Was the starting point too high?

  1. Mr Walker pleaded guilty to all charges prior to the trial.  In sentencing him, Peters J adopted starting points of five years’ imprisonment for the manslaughter charge and three years’ imprisonment for the kidnapping charge.[2]  The Crown submitted at sentencing that the same starting points should be adopted for Mr Smith.  However, Davison J considered that Mr Smith’s role in the offending was not as serious as that of Mr Walker.  Mr Walker was the one who put Mr Paterson in the chokehold and maintained it for an extended period causing Mr Paterson’s death.[3]  The Judge considered a lesser overall starting point of seven years’ imprisonment was appropriate for Mr Smith.[4]

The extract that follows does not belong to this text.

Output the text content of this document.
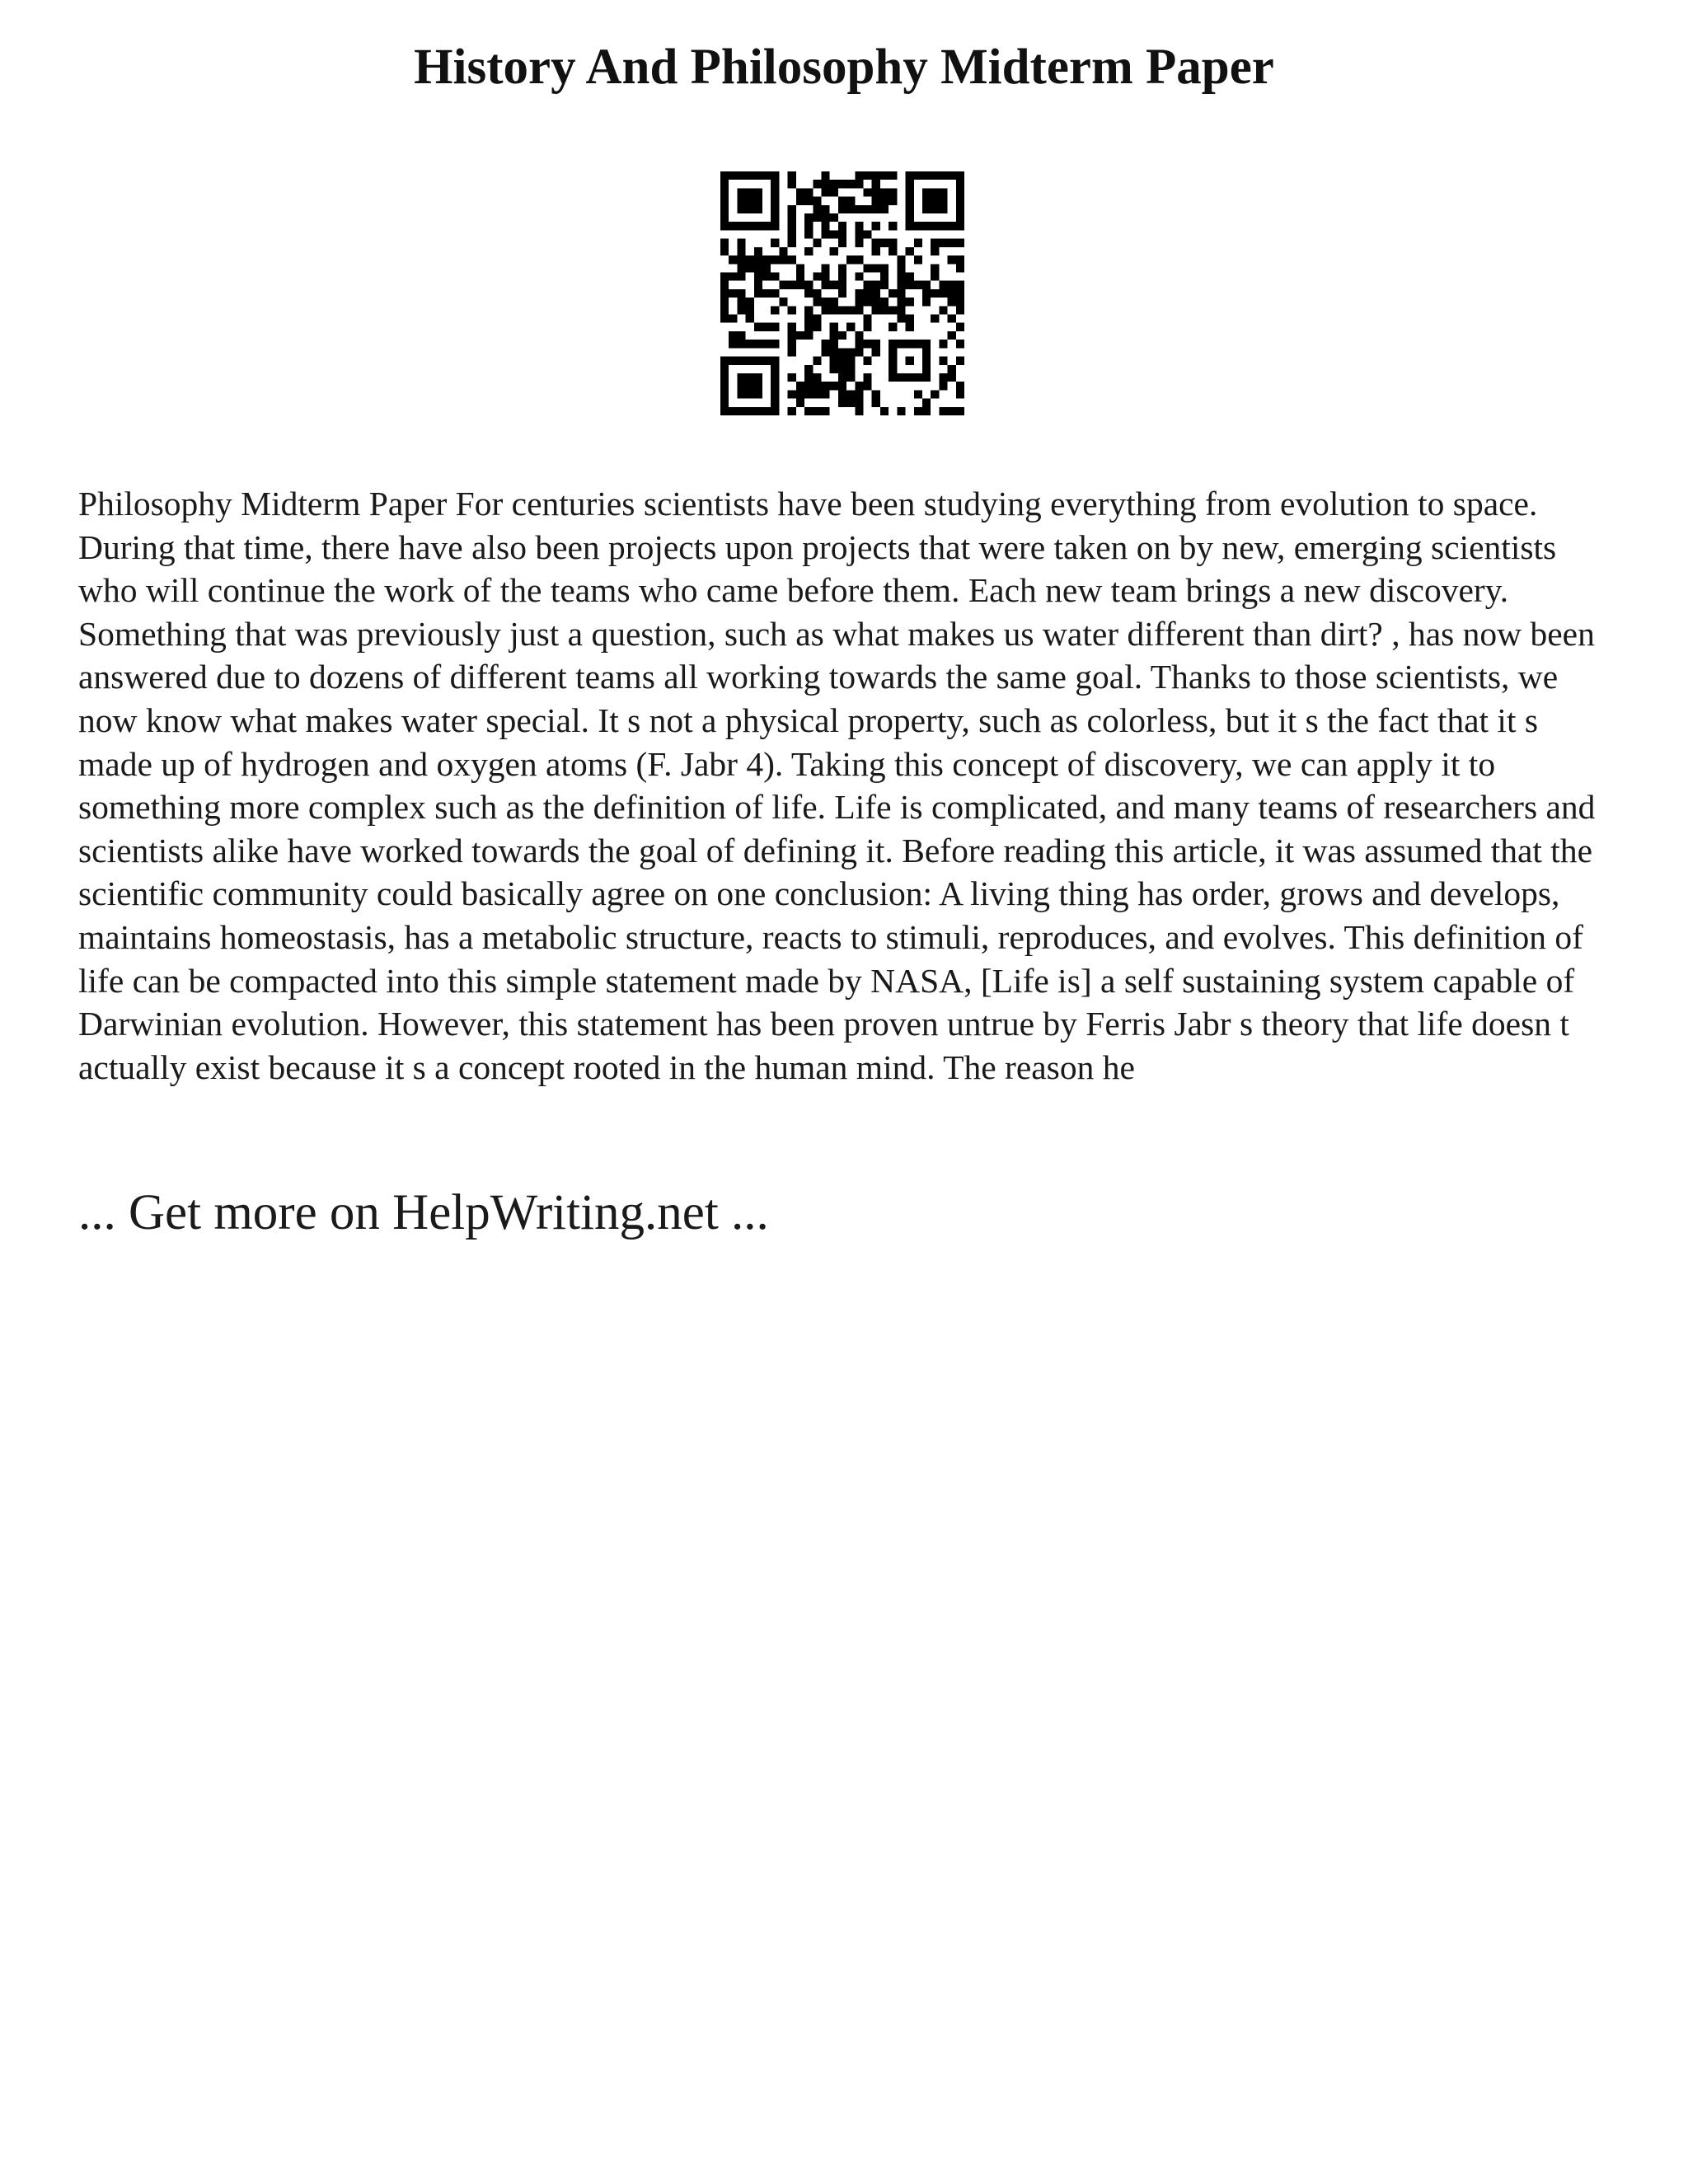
History And Philosophy Midterm Paper

Philosophy Midterm Paper For centuries scientists have been studying everything from evolution to space. During that time, there have also been projects upon projects that were taken on by new, emerging scientists who will continue the work of the teams who came before them. Each new team brings a new discovery. Something that was previously just a question, such as what makes us water different than dirt? , has now been answered due to dozens of different teams all working towards the same goal. Thanks to those scientists, we now know what makes water special. It s not a physical property, such as colorless, but it s the fact that it s made up of hydrogen and oxygen atoms (F. Jabr 4). Taking this concept of discovery, we can apply it to something more complex such as the definition of life. Life is complicated, and many teams of researchers and scientists alike have worked towards the goal of defining it. Before reading this article, it was assumed that the scientific community could basically agree on one conclusion: A living thing has order, grows and develops, maintains homeostasis, has a metabolic structure, reacts to stimuli, reproduces, and evolves. This definition of life can be compacted into this simple statement made by NASA, [Life is] a self sustaining system capable of Darwinian evolution. However, this statement has been proven untrue by Ferris Jabr s theory that life doesn t actually exist because it s a concept rooted in the human mind. The reason he

... Get more on HelpWriting.net ...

    [2]R v Walker [2019] NZHC 1906 at [50]. Unlike Mr Smith, Mr Walker was also sentenced for conspiring to defeat justice and misconduct in respect of human remains. Peters J adopted a starting point of one year on these two additional charges, bringing the overall starting point to nine years’ imprisonment.

    [3]Sentencing judgment, above n 1, at [53].

    [4]At [55].

  2. Mr Goodwin, for Mr Smith, submits that the appropriate overall starting point ought to have been between four and four and a half years’ imprisonment.  It emerged at the hearing that Mr Goodwin’s primary contention is that the seven-year starting point for Mr Smith cannot be justified on a parity basis with the eight-year starting point adopted for Mr Walker. 

  3. It is well established that this Court will not interfere with an otherwise appropriate sentence on the grounds of disparity unless the disparity appears unjustifiable and is gross.[5]  The test is whether a reasonably minded independent observer aware of all the circumstances of the offence and of the offenders would conclude that something had gone wrong with the administration of justice.[6] 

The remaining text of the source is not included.